Por Jimena de Gortari Ludlow
Hace cuarenta años, un jueves al amanecer, la Ciudad de México despertó bajo los escombros. El 19 de septiembre de 1985 no solo derrumbó edificios: quebró certezas y partió la historia en dos. Se calcula que murieron entre 10,000 y 30,000 personas (las cifras oficiales hablaban de 3,692, pero los registros ciudadanos multiplican ese número). Miles de familias quedaron sin hogar y la crisis habitacional se extendió por años. La tragedia, sin embargo, también destapó la fuerza ciudadana: brigadas espontáneas, cadenas humanas, solidaridad en cada esquina.
Yo tenía diez años y me tocó esperando el autobús para ir a la escuela. El movimiento parecía no terminar nunca. Aun así, nos mandaron a clases, de donde pronto nos recogieron porque la escuela había colapsado. Por eso, hoy el edificio luce con diagonales que delatan la reconstrucción de aquel entonces. En la noche, sin luz y con el miedo recorriendo cada rincón, nos encontró a toda la familia junta por la preocupación. Ese miedo duró muchos días y, de alguna manera, aún me recorre el cuerpo con cada alerta sísmica o con cada imagen de ese día.
Treinta y dos años después, en 2017, la tierra volvió a sacudirnos el mismo día. El sismo de magnitud 7.1 dejó 370 muertos, de los cuales 228 en la capital, y más de 250,000 viviendas dañadas en todo el país. En la Ciudad de México se contabilizaron más de 13,000 inmuebles afectados, con 7,000 clasificados de riesgo alto. Ocho años después, varios damnificados aún esperan soluciones definitivas. El eco de 1985 regresó para recordarnos que la memoria sísmica no es historia pasada: es herida abierta.
Aquel 2017 fue también ciudad de caos. No había previsión de líneas de emergencia, ni carriles exclusivos para ambulancias: la urbe se colapsó con miles de personas intentando llegar con los suyos, caminando kilómetros, llenando las calles de angustia y de prisa. La movilidad quedó suspendida, como si el desastre hubiera mostrado no solo la fragilidad de los edificios, sino también la de la ciudad misma, incapaz de responder de manera ordenada a la emergencia. Esa falta de previsión evidenció un vacío grave: la planeación urbana no contempla la movilidad en condiciones de desastre, y sin protocolos claros, la solidaridad ciudadana volvió a suplir lo que las instituciones no anticiparon.

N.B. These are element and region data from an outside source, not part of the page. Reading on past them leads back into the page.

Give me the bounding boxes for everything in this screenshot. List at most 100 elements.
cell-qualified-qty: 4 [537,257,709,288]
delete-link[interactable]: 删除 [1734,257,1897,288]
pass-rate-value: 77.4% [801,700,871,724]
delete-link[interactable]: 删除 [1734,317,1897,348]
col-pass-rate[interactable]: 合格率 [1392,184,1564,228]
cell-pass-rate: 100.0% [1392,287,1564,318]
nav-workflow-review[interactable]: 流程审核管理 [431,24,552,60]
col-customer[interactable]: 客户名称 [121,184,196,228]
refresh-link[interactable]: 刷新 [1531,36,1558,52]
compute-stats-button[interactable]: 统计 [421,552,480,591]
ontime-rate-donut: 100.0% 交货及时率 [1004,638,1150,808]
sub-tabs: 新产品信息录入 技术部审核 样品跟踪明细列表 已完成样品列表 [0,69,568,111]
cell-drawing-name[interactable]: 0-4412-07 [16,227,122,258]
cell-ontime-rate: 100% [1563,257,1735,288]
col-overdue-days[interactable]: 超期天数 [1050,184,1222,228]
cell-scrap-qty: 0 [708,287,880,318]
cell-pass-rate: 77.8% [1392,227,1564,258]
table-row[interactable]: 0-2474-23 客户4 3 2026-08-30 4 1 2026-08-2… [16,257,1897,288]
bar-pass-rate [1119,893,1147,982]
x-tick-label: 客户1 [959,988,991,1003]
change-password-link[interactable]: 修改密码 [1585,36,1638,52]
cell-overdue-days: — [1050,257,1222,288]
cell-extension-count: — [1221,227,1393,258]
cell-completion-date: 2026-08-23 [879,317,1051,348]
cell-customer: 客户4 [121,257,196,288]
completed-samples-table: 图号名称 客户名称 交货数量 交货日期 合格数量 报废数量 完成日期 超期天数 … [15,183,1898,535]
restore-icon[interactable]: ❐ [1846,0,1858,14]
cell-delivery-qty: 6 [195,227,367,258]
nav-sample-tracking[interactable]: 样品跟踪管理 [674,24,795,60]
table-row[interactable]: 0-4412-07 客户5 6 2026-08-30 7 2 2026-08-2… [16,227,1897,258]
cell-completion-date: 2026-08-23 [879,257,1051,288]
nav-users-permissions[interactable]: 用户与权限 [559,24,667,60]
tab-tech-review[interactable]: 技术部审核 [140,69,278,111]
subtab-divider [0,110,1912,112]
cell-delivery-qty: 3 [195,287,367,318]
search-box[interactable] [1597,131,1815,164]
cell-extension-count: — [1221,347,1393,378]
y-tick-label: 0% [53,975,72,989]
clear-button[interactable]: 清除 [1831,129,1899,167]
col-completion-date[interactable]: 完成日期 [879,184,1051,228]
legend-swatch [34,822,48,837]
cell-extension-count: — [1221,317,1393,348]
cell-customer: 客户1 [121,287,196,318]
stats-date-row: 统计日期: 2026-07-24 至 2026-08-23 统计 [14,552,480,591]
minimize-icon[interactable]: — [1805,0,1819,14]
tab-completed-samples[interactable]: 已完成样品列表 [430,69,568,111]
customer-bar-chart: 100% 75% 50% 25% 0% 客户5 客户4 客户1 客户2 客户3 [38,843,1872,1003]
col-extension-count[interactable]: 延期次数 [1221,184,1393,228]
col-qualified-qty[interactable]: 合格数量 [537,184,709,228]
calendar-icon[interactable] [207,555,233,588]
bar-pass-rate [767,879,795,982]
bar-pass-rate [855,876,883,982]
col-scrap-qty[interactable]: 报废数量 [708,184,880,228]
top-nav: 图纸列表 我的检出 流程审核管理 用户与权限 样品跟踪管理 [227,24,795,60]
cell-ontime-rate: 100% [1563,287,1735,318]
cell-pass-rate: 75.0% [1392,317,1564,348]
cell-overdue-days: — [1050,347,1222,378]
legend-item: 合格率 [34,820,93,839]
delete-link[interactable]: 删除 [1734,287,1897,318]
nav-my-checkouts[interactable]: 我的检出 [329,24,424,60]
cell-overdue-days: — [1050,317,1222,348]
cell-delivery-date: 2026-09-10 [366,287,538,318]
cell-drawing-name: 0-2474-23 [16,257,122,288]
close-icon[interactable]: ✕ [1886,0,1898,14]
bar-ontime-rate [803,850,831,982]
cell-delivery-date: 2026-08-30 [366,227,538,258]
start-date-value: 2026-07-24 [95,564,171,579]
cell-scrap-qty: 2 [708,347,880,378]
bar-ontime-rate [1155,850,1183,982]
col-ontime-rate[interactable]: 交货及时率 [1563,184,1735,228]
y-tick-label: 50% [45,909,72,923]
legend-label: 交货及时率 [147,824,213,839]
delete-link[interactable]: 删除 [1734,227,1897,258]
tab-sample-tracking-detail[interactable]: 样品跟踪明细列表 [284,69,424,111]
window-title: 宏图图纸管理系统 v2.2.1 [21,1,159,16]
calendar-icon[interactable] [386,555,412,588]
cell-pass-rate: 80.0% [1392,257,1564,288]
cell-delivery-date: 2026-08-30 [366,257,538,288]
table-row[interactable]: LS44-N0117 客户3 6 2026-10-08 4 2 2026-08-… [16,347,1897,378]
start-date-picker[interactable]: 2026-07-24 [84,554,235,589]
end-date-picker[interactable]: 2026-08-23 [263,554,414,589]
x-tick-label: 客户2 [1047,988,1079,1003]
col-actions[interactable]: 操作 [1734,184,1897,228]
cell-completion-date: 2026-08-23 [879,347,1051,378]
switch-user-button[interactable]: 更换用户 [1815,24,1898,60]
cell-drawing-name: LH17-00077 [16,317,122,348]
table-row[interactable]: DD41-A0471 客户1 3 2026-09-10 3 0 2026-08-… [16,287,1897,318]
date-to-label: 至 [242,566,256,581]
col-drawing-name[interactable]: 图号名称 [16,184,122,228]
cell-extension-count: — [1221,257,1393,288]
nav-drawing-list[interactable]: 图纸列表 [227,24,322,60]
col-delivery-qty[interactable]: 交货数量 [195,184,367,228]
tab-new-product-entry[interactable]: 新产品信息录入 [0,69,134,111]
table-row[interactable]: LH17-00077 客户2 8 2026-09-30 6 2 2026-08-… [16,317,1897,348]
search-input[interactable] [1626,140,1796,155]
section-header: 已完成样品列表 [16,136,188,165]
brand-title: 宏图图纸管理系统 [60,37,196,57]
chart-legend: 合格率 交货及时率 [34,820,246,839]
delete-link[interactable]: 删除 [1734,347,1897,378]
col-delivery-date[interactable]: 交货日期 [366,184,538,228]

Cada septiembre, la alerta sísmica nos lo recuerda. Los más de 13,000 altavoces del C5 reproducen una voz metálica que pretende ser preventiva, pero que para miles es también un disparador de ansiedad. El sonido no es neutro: activa recuerdos de muertos, pérdidas y miedos colectivos. Y, cuando falla —cuando se queda trabada o suena en falso— erosiona la confianza en el sistema. No todos escuchan esa voz desde el mismo lugar: la vulnerabilidad no se reparte por igual. Según el CENAPRED, más del 40% del territorio de la CDMX está en suelo de alta vulnerabilidad sísmica, coincidiendo con colonias populares y zonas de menor ingreso. El temblor no golpea igual en un penthouse de Santa Fe que en un departamento autoconstruido en Iztapalapa.
A 40 años, la ciudad tiene más protocolos, simulacros y aplicaciones móviles, pero también más desigualdades. La pregunta de fondo sigue sin resolverse: ¿qué significa realmente la prevención? En México, las políticas de vivienda y planeación urbana han privilegiado la expansión inmobiliaria antes que la seguridad. La construcción en suelos de alto riesgo continúa, mientras los mapas de riesgo quedan como ejercicios técnicos poco vinculantes. La reconstrucción de 2017 mostró los vacíos: procesos lentos, burocráticos, plagados de corrupción y clientelismo.